上記(5)で得られたpUC19zeoR−lodAの水溶液10μLを、ヒートショック法により、ランダム突然変異導入用大腸菌XL−1 Red(Stratagene社製)に導入して形質転換した。100μg/mLのアンピシリンを含むLB培地で48時間培養し、生育したコロニーを100mMリン酸カリウム緩衝液(pH7.0)にコンラージ棒を用いて懸濁し、菌体を回収した。プラスミドベクターを抽出し、変異型酵素ライブラリーとした。

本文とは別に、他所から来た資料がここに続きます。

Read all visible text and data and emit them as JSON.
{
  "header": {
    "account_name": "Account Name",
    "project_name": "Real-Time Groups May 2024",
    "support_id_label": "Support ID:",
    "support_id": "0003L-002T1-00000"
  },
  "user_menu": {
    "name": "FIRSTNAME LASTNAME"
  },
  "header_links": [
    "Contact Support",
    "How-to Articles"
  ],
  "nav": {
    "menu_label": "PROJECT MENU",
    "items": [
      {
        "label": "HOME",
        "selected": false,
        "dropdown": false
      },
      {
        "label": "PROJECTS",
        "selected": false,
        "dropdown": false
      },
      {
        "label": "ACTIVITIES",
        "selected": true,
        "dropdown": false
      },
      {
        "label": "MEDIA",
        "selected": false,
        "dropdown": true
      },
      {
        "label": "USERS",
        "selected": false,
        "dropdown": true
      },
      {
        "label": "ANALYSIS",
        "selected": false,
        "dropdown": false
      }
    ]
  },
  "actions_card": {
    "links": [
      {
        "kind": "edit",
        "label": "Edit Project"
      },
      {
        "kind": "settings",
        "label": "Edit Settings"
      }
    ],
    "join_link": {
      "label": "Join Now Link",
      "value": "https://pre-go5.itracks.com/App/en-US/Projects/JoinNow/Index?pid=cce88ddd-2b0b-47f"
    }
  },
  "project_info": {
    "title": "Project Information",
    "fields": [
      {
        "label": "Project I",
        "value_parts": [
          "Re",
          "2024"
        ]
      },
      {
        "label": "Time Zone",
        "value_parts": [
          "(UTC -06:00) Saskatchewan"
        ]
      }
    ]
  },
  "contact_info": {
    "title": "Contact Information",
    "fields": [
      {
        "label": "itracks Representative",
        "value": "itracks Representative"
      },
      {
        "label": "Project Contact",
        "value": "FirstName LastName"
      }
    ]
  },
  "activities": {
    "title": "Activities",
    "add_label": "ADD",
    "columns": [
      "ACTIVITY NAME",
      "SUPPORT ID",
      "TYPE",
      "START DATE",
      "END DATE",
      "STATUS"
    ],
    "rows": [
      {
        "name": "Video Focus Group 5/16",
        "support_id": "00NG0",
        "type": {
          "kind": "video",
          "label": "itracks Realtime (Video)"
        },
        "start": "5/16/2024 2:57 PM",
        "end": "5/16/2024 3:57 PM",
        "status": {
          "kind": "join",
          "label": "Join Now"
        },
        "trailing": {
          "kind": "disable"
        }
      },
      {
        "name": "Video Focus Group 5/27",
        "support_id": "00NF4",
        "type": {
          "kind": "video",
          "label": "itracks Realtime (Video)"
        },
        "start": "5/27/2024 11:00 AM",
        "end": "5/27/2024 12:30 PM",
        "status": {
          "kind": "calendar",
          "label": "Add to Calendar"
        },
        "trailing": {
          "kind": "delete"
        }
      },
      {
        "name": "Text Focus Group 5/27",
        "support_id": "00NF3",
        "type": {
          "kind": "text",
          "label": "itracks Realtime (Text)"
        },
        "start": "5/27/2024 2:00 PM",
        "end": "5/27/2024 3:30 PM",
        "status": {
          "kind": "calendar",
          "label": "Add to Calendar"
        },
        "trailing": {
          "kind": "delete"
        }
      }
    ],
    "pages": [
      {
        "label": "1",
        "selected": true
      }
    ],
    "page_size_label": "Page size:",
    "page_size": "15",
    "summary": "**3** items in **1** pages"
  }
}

L−リジンε−酸化酵素遺伝子(lodA)の発現を促進するためのlodA発現補助タンパク質遺伝子(lodB)を増幅するためのPCR反応液として、滅菌水(MilliQ)28.5μL、上記(3)で得た染色体DNA 1μL、プライマー5(配列番号10,100pmol)1μL、プライマー6(配列番号11,100pmol)1μL、ポリメラーゼ(タカラバイオ社製,製品名「TaKaRa LA Taq」,5units/μL)0.5μL、10×LA PCR BufferII(Mg2+free)5μL、25mM塩化マグネシウム水溶液5μL、およびdNTP Mixture 8μLを混合した。プライマー5とプライマー6には、それぞれ制限酵素NcoIおよびPstIのための切断部位を設けた。PCR反応の条件は、(i)98℃で5分間、(ii)96℃で10秒間、(iii)55℃で5秒間、(iv)68℃で2分間とし、(i)と(ii)を30サイクル繰返した。増幅した遺伝子を、DNA精製キット(Promega社製,製品名「Wizard(登録商標) Genomic DNA Purification Kit)を用いて抽出した。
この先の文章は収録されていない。